Mission Impossible: Fallout

In DVD/Blu-ray by Alex Moss Editor

There was a time when it came to certain franchises you knew what you were getting. Take James Bond for example, you went for the gadgets, the quips, the exotic locations and Bond being, well, Bond. But, in order to stay fresh, franchises have to evolve, become something different under the guise of being the same. It’s an analogy that ties perfectly into Mission Impossible, with all it’s rubber-masked identity switching. Yet, while Bond has in recent times stumbled and faulted in knowing its true persona, Mission Impossible has remained steady.

The way Mission Impossibles have evolved is by allowing the filmmaker in charge of the latest opus to focus on something that they excel at. De Palma had his noirish conspiracy, Woo had his slow-mo action, Abrams had his balancing the personal and professional, Bird had team of incredible spies and then Christopher McQuarrie who, with his first Impossible film Rogue Nation, took Mission Impossible into a more labyrinthine world of espionage in which the IMF team are as dispensable as they are always told they are. The first returning director to the franchise therefore has the chance to evolve with the franchise and the results are easily one of the most breathtakingly brilliant in the series.

When their latest mission to capture three nuclear devices goes array the IMF team’s ability to get the job done is called into question. With CIA agent August Walker (Henry Cavill) instructed to shadow them, Ethan Hunt (Tom Cruise) leads the team to retrieve the nuclear cores. What they uncover though is a bigger mystery involving the previous film’s evil nemesis Solomon Lane (Sean Harris) and his determination to see the world burn.

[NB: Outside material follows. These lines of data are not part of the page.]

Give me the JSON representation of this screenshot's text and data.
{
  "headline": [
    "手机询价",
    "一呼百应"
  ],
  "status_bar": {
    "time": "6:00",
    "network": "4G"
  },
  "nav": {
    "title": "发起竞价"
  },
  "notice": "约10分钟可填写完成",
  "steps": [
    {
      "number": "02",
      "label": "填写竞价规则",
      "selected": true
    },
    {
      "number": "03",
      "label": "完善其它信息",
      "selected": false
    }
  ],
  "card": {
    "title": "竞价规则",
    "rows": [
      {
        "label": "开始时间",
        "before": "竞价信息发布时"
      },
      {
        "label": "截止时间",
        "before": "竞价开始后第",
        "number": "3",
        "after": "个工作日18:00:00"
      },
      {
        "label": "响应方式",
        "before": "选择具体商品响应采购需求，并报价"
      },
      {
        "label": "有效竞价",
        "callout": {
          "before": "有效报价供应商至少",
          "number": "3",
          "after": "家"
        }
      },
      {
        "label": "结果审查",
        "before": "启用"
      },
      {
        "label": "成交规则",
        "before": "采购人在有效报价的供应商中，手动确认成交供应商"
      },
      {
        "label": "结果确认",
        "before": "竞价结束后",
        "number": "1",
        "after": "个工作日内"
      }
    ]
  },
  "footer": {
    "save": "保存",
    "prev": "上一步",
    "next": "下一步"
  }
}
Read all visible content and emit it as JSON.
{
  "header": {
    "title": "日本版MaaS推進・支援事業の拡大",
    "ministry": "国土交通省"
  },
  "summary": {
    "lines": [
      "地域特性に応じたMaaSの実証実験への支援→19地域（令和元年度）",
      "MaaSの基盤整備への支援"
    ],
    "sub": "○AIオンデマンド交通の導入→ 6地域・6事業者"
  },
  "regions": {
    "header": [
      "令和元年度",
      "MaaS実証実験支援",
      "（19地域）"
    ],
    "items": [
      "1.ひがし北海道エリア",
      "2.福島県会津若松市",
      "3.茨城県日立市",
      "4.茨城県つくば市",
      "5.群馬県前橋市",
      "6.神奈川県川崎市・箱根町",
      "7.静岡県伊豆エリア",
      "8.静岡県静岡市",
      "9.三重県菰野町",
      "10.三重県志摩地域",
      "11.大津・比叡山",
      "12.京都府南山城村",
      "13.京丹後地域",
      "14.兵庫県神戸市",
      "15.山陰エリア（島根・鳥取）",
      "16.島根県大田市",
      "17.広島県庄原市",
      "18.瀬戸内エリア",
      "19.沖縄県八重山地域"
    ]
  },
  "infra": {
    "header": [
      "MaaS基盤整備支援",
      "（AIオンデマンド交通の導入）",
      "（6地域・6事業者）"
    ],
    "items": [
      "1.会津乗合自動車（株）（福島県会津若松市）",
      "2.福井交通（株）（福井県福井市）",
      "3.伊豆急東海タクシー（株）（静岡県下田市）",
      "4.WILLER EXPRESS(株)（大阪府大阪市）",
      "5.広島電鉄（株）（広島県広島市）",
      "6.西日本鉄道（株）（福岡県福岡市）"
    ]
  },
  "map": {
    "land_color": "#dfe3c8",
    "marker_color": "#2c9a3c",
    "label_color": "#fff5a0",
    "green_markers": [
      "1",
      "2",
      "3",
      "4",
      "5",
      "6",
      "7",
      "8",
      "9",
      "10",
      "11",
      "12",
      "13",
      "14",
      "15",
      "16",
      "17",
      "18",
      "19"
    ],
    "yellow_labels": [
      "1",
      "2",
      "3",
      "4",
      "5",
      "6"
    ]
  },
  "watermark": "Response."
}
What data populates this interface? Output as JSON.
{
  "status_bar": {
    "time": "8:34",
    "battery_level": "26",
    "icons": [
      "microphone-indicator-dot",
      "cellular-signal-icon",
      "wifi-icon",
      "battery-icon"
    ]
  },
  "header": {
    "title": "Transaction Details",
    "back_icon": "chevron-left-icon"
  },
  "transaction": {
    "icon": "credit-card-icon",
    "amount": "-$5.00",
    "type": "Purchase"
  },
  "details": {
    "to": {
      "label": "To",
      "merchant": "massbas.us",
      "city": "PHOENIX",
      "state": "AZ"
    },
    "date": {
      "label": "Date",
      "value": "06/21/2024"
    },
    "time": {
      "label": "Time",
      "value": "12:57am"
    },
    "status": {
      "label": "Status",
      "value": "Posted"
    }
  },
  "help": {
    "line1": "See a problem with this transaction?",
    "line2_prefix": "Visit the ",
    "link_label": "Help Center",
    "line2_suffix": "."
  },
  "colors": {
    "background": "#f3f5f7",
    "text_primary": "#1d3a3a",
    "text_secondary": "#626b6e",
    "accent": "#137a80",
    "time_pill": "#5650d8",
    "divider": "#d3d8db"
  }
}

If that last part sounds like a certain Joker from Christopher Nolan’s Batman there can be no denying that McQuarrie has unquestionably taken inspiration from The Dark Knight trilogy. And it is to Mission Impossible: Fallout’s huge benefit. Because there is a level of dark foreboding at the centre of Fallout that has, up till this point, been lacking in the series. Everything you expect from a M:I film is here, the action, the intrigue and the thrills but the tangible impact of all those is felt like a sucker punch to the gut.

This primarily comes in the form of Hunt’s burden of guilt when it comes to his responsibility to his team, to his former wife (Michelle Monaghan), MI6 Agent Ilsa Faust (the returning Rebecca Ferguson) and the fate of the world. It is here that Fallout feels like it carries a weight akin to Bruce Wayne’s. Suddenly Ethan isn’t just an all-action man – he’s still that – but you know all this responsibility might finally be getting to him, that it might, if he’s not careful, kill him, or worse, break him.

This is felt most keenly during the action sequences. McQuarrie and Cruise have taken the now trademark Cruise stunt set pieces to levels so jaw-dropping they make that hanging off a skyscraper look like child’s play. Watching Cruise fall from helicopters, slalom through Paris on a motorbike, halo-jump, pilot helicopters and fall from cliffs is simply eye-popping. So staggering are they you wonder; can they ever top this?

In an era in which Liam Neeson takes about three hundred cuts to leap a fence in Taken 3 and CGI makes anything possible it is delightful that Cruise still insists on putting his life on the line to capture something worthy of your hard earned cash. Here, Cruise is the thumping heart of the film but he’s able to do this being surrounded by the comic relief of Simon Pegg, the gentle giant of Ving Rhames, the tortured Rebecca Ferguson and the emotionless Cavill. The latter is the perfect foil and juxtaposition to Cruise’s feels-to-much super spy. A man of sheer muscular, clenched-fist, coiled anger as to highlight Hunt’s controlled, planned execution.

The best in the franchise and one of the best films of 2018, Mission Impossible: Fallout evolves the franchise into something both familiar and fresh. It’s rare for a franchise in its sixth outing to even dare attempt such a thing.